Switching gears to the PARP inhibitors and statement 35, clinicians should offer a PARP inhibitor to patients with deleterious or suspected deleterious germline or somatic HRR gene-mutated mCRPC following prior treatment with ENZA or ABI and/or a taxane-based chemotherapy. Of note, platinum-based chemotherapy may be offered as an alternative for patients who cannot use or obtain a PARP inhibitor, and this is a grade C moderate recommendation. We do note that in patients with mCRPC, defects in DNA repair can occur in up to 30% of men.
Looking at the PROfound trial, this was published in 2020. This is looking at olaparib after progression on ENZA or ABI. This was a phase 3 RCT published in The New England Journal of Medicine of 387 patients with progression on ENZA or ABI that were then randomized 2:1 to olaparib or the physician's choice of enzalutamide or abiraterone. Cohort A was a group of patients that had at least one alteration in BRCA1, BRCA2, or ATM, and cohort B had alterations in any of 12 other pre-specified genes. The endpoints, including the primary endpoint, was imaging-based PFS in cohort A, which you can see on the right here, hazard ratio of 0.34, 95% confidence interval of 0.25 to 0.47, favoring olaparib. Secondary analysis, this was an interim overall survival in cohort A, showed a benefit of 18.5 versus 15.1 months.
In a subsequent report, we see the final analysis of overall survival in cohort A with a hazard ratio very similar to the interim analysis favoring olaparib, hazard ratio 0.69, 95% confidence interval of 0.50 and 0.97. On the right, this is a crossover-adjusted analysis, noting that 67% of patients crossed over to olaparib, and we see that after adjusting for this crossover, the hazard ratio for death was even more impressive for olaparib, with a hazard ratio of 0.42, 95% confidence interval of 0.19 to 0.91.
Statement 36 looks at pembrolizumab, and this is the final statement in the mCRPC section. In patients with mismatch repair-deficient or MSI-high mCRPC, clinicians should offer pembrolizumab as a moderate recommendation, grade C level of evidence. In May of 2017, the FDA approved pembrolizumab for any metastatic MSI-high or deleterious-MMR histology of any disease that had progressed following previous treatments, so this was an agnostic FDA approval six years ago. In a case series of 1,033 patients with advanced prostate cancer, 3.1% had a mutation, and more than half of these treated with anti-PD-1 therapy responded with a greater than 50% PSA decline.

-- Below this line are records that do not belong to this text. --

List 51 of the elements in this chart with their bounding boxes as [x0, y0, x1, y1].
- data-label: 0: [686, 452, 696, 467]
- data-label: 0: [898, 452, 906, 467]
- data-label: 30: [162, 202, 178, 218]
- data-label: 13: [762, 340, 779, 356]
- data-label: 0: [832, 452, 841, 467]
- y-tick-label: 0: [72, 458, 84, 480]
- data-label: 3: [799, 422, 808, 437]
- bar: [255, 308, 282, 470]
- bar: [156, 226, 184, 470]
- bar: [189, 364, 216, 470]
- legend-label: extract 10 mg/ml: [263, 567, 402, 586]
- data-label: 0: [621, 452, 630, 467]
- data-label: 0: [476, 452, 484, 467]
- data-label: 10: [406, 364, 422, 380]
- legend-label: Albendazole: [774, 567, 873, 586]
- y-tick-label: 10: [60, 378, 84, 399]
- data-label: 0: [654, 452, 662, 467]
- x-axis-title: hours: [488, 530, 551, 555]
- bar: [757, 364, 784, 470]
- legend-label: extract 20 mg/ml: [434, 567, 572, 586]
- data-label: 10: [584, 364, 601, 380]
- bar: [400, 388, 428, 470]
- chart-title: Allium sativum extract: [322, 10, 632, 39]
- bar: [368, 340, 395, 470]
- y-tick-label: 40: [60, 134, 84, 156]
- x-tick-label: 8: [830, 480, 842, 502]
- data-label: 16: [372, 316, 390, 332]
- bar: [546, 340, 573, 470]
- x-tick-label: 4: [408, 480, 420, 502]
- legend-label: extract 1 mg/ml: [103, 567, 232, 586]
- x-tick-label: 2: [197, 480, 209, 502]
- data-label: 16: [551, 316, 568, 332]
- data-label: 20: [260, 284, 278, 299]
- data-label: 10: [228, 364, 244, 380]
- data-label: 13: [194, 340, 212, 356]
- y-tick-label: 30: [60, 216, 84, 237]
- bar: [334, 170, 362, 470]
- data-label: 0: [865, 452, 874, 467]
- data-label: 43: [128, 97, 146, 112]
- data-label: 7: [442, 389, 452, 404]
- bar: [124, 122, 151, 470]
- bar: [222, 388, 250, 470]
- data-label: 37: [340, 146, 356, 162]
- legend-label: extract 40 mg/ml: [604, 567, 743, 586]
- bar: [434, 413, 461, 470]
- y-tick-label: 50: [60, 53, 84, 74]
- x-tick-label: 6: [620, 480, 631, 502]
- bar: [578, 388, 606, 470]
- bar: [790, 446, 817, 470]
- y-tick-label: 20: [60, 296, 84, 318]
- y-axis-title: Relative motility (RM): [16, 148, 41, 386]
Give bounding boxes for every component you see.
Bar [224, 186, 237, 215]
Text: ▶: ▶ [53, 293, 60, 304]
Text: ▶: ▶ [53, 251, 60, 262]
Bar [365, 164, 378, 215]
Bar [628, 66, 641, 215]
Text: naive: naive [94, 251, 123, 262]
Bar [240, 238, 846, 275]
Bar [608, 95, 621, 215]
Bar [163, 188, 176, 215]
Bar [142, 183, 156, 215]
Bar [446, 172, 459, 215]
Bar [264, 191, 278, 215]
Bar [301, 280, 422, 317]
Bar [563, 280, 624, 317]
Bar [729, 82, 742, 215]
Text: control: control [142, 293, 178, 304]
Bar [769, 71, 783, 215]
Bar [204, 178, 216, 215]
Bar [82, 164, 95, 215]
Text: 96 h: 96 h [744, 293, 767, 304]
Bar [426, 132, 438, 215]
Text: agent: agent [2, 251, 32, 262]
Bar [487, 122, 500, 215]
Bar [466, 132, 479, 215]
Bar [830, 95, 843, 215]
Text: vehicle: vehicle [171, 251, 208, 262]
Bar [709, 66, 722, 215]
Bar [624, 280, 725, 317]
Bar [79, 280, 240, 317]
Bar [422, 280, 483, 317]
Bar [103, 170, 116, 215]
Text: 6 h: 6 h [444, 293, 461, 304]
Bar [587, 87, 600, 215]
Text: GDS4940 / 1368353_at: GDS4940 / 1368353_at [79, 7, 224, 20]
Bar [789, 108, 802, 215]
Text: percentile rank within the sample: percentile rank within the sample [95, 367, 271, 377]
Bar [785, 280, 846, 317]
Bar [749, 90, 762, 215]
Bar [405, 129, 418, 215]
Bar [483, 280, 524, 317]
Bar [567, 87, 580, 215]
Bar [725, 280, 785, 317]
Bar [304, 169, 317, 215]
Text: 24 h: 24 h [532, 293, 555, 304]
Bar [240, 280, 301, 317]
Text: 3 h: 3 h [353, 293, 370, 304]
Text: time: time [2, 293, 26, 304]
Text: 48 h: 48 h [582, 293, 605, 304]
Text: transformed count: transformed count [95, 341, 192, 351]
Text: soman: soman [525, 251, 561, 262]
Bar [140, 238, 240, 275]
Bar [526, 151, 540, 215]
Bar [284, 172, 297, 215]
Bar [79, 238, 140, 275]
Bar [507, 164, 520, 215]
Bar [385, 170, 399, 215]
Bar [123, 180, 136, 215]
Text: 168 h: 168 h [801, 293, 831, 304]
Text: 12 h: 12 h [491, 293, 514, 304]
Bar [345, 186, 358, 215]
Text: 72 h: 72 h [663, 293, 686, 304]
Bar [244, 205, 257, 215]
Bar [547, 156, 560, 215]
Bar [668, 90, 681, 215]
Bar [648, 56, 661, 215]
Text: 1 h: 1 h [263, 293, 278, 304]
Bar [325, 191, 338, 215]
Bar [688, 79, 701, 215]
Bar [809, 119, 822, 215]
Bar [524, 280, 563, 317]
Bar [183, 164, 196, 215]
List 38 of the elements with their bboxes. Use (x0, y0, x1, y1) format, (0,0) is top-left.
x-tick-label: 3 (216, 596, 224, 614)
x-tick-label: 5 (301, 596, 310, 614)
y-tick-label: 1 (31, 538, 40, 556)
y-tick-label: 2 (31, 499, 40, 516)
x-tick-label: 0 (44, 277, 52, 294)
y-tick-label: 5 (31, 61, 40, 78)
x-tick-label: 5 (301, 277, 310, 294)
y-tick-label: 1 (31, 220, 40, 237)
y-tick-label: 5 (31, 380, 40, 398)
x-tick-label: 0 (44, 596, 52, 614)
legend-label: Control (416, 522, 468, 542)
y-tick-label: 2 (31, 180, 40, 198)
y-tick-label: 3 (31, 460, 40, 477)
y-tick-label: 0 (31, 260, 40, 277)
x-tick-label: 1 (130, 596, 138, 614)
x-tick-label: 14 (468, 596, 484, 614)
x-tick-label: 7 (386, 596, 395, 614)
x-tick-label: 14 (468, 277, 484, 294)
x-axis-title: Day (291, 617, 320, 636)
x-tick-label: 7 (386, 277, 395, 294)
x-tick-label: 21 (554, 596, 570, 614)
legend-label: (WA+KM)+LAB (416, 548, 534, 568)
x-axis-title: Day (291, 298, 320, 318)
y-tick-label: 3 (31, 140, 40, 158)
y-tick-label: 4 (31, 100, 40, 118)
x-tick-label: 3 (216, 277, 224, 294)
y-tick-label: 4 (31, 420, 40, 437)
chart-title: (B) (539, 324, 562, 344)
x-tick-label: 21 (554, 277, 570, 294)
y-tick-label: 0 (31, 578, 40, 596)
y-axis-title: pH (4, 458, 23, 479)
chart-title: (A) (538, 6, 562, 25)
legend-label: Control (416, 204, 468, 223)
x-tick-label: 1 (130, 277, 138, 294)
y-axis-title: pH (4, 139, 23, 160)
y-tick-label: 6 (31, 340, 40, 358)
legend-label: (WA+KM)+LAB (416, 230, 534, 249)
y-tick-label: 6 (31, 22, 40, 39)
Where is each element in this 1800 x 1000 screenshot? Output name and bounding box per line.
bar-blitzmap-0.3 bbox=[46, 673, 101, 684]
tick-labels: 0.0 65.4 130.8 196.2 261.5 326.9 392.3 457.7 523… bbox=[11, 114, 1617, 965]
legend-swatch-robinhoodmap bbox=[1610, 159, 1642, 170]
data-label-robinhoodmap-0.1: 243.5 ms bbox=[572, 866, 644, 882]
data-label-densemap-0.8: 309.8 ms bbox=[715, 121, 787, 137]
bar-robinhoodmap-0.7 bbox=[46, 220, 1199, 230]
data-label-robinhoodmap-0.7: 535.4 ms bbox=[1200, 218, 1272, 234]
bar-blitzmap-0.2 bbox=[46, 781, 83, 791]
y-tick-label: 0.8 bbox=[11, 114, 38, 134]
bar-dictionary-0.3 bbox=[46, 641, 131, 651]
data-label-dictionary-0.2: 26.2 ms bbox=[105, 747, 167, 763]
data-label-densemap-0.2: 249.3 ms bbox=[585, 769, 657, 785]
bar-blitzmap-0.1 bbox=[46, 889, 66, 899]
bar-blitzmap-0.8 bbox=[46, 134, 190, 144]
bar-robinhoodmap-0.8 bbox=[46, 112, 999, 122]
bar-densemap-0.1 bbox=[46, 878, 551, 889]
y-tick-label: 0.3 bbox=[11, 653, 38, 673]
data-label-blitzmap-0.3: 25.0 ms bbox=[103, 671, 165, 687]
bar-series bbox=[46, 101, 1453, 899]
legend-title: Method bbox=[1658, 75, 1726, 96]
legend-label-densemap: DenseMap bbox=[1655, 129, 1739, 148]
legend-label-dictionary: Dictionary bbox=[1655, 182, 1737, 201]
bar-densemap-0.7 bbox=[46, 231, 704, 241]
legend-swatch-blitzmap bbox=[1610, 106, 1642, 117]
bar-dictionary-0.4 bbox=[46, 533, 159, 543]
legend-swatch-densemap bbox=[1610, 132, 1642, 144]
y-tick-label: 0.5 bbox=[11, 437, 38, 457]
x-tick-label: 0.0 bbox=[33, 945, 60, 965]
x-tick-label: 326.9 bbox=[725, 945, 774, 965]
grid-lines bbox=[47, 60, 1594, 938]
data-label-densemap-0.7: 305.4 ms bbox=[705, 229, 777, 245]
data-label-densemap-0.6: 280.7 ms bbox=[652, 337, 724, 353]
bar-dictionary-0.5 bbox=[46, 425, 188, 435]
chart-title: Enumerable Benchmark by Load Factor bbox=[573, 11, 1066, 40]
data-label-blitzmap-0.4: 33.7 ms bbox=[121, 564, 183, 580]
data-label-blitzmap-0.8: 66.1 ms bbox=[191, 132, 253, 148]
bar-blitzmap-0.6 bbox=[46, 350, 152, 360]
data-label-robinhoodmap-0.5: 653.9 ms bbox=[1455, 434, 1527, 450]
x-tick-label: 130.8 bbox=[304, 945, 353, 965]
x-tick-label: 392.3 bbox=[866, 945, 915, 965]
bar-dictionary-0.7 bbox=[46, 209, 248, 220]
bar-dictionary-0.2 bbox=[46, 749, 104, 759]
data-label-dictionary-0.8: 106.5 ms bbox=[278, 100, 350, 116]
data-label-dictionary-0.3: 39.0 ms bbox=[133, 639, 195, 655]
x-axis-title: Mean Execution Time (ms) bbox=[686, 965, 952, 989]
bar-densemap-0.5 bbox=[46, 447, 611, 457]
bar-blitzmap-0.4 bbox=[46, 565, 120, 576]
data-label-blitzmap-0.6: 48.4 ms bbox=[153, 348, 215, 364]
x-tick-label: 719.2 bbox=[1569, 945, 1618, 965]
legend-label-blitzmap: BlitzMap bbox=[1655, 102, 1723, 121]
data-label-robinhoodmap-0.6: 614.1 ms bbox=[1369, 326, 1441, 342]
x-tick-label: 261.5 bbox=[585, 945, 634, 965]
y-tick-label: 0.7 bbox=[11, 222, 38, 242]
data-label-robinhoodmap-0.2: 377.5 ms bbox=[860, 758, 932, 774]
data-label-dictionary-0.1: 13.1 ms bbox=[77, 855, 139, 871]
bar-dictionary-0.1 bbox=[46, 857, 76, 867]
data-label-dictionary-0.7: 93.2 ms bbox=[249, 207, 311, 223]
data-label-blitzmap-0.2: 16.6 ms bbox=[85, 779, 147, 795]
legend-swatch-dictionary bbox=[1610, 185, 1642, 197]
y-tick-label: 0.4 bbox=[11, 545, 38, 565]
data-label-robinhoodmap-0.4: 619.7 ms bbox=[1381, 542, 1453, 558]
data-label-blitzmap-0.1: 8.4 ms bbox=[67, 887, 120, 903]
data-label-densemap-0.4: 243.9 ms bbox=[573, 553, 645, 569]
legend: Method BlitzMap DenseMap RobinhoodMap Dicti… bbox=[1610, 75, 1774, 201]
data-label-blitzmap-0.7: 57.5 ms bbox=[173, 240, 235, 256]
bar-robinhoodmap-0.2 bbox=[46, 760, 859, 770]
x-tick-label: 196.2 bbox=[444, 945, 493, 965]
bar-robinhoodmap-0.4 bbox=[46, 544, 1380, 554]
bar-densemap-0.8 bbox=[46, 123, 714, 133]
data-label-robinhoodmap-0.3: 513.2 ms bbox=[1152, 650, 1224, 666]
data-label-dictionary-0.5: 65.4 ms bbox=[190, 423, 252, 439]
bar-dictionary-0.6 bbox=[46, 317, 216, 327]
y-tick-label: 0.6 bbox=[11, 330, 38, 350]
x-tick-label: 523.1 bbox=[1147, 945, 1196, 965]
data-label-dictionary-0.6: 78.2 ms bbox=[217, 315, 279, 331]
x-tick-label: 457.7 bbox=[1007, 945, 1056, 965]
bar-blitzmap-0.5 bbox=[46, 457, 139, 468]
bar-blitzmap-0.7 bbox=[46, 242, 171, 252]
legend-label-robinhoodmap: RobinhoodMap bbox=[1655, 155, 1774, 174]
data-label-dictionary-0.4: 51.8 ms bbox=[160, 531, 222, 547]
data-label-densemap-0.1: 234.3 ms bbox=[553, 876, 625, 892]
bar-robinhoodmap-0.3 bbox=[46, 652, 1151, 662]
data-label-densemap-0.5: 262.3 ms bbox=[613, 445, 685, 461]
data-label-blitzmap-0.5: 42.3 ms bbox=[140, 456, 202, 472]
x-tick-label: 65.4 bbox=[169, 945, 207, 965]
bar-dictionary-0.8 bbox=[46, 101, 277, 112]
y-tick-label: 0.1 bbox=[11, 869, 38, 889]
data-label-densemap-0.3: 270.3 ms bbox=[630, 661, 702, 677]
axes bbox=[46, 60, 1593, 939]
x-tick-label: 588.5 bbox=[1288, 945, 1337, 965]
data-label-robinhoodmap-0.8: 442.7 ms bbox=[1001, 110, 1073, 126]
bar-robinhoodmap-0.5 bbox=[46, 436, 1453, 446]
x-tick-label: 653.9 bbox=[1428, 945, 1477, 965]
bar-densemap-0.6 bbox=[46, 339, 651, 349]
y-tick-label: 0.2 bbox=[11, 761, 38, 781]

So, in conclusion, for mCRPC, there are multiple first, second, and third-line treatment options for these patients, and sequencing of therapy depends on treatment received in previous disease spaces. It is crucial for genetic testing to further guide this therapy for these patients. As we've seen, many of these options are based on genomics. And finally, PARP inhibitors and radioligand therapy are new therapies approved in the mCRPC setting.
We thank you very much for your attention. We hope you enjoyed this UroToday guideline discussion of metastatic castrate-resistant prostate cancer.